LEARN TO EXPRESS WHAT YOU WANT
Your mate is not a mind reader. Shyness in sex is one important area that couples need to work on. If you like your mate to do something that you like, tell him or her. There is nothing wrong with directing your partner to touch you in areas that arouse you. Communicating with your partner during foreplay can help do away with a lot of misdirections and fumbling. The mind has a habit of multi-tasking. So make an effort to focus on what your partner is doing and give the necessary guidance. The best thing when getting down and dirty? Talk to each other.
DON’T GO FOR THE JUGULAR
The vagina and penis aren’t the only things that are sexual. There are many erogenous areas on a body that can arouse your partner – find them slowly – nipples, breasts, neck, ears, thighs, back area and pay attention to them. The more every part tingles with sexual vibration, the stronger will be your orgasm.
If you compare your game-play with how men and women behave in porn movies or in movies generally, you will be very disappointed. What you see is a performance that is scripted and enacted in front of hundreds of people. So you need to have realistic benchmarks on what works for you. Get inspired by everything, but do not try and mimic it. It may lead to disappointments. Also, if you expect your partner to give you explosive arousal every time, you may be silently putting a lot of pressure on performance and will burst the balloon before it flies sky high. So keep things real and learn to enjoy them as they happen. Encourage for more, but don’t be disappointed with less.

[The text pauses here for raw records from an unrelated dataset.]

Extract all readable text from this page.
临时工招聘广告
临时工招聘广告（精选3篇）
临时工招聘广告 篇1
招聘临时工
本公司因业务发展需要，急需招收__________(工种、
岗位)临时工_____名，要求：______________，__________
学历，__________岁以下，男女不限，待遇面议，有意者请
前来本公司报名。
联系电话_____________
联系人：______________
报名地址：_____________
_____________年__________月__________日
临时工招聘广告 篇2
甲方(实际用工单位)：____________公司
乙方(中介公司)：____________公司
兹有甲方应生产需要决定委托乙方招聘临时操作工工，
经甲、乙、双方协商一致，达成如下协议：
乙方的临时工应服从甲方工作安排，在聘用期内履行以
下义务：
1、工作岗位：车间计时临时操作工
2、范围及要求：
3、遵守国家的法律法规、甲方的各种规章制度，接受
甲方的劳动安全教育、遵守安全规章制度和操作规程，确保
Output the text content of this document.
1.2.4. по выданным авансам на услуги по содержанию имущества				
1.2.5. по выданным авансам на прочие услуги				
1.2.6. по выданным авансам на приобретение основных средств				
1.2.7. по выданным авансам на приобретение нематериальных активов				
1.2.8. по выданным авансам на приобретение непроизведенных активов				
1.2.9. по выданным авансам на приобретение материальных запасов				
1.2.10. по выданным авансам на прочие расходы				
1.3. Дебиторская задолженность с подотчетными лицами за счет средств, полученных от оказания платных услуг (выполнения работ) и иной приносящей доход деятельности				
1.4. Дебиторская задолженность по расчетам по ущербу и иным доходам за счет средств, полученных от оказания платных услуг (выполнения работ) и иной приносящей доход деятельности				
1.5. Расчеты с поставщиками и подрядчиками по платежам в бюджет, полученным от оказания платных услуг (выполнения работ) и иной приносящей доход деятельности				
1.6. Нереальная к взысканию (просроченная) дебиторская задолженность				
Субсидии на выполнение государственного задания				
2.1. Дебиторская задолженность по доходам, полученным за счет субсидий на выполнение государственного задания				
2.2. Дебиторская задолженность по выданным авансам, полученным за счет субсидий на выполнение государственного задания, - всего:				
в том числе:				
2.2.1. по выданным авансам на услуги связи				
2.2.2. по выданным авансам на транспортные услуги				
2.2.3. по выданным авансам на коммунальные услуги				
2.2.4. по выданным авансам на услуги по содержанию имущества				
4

There is no science to foreplay. At times your foreplay can be for a few minutes or a few hours or for a few days even when you aim to build-up the sexual tempo. Nothing is off-limits. It depends on what works for you. The best thing you can do is treat it as if you would plan a holiday – do your research, understand the nitty-gritty of things, share it with your partner, talk, discuss how you would do it, etc. That will get you into the grove. The goal is to have fun with each other and not just focus on sexual intercourse. So what will you be doing tonight? Give it a thought!